ESnet also made many operational enhancements to the development process of the Orchestrator application: expansion of the automated test suite improved the quality of the code, and Jira automation increased the team’s velocity and ability to monitor workload.

The network service orchestration architecture.

Supporting IPv6 Adoption and Standardization

The new Internet protocol IPv6 was first introduced in 1998 to address the shortfall of unique IP addresses available under IPv4. Despite the improvements in efficiency and security that come with IPv6, adoption in the United States and around the world has been slow.

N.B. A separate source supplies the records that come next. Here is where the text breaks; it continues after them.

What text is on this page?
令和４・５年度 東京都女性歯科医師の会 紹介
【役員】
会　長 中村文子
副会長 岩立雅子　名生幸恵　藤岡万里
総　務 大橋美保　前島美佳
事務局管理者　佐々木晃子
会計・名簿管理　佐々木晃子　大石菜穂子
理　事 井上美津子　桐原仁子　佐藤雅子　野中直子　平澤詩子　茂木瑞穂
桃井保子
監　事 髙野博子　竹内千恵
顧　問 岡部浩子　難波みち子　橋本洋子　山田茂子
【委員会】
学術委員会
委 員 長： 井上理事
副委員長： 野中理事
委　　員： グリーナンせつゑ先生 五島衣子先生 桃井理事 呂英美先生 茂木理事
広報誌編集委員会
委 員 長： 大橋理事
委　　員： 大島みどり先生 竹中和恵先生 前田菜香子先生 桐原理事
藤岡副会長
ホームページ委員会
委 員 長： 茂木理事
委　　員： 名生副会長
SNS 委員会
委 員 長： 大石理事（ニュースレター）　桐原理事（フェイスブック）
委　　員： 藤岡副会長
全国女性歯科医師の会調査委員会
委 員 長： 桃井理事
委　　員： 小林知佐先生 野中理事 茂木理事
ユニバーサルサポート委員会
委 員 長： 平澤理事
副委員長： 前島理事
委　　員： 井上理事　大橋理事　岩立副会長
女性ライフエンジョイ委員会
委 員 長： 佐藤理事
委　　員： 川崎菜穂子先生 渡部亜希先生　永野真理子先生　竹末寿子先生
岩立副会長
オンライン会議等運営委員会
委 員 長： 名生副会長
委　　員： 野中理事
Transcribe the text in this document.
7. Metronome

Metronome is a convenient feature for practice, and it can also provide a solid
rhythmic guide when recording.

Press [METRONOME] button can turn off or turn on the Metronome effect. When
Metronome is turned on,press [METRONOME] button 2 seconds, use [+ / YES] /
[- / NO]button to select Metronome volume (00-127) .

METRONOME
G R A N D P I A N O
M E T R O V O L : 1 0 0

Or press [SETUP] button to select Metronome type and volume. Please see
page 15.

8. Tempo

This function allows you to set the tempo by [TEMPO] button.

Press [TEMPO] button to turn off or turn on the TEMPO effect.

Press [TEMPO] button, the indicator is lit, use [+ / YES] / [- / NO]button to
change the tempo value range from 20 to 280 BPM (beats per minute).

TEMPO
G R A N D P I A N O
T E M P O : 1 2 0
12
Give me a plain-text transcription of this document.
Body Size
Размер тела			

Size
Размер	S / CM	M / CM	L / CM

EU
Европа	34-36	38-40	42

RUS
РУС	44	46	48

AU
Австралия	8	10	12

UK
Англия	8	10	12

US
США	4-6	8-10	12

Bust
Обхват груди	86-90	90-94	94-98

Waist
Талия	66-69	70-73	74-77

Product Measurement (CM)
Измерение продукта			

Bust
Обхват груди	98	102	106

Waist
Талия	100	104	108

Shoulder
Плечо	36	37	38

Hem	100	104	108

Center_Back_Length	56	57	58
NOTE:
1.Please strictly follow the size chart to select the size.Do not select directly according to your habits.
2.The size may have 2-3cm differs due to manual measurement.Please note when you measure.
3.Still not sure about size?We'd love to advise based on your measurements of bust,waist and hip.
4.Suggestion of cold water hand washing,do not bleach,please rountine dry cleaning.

As the DOE laboratories’ scientific network, ESnet has naturally co-led both the DOE IPv6-only Implementation Team and the community of practice groups, providing forward momentum and input on migration off of IPv4 and developing transition mechanisms for that migration path. With the team, ESnet staff organized multiple community practice sessions and worked with many entities, both within the DOE and in the larger federal government space. ESnet team members presented at and participated in the larger USG Federal IPv6 Task Force, providing important input and updates on the recently published NSA IPv6 security guidelines. ESnet staff also authored three active Internet Engineering Task Force drafts, offering information about extensive testing, lab work, and operation deployments relevant
to the success of this effort.

Strengthening the Security Landscape

ESnet has built a strong security program with a rich history of expertise in network security monitoring. It is one of the key partners supporting the Zeek open-source project, and in response to the White House’s 2022 cybersecurity strategy, ESnet has launched its own Zero Trust program and developed a whitepaper that sets its security strategy for years to come. The security team was also essential in the successful completion of the ESnet6 project: it developed ESnet’s first security service as one of the key performance parameters, allowing ESnet to block and isolate traffic quickly on the WAN for customers. The team also released the open-source SCRAM (Security Capture and Release Automation Manager) tool, enabling our partner sites to better protect their networks.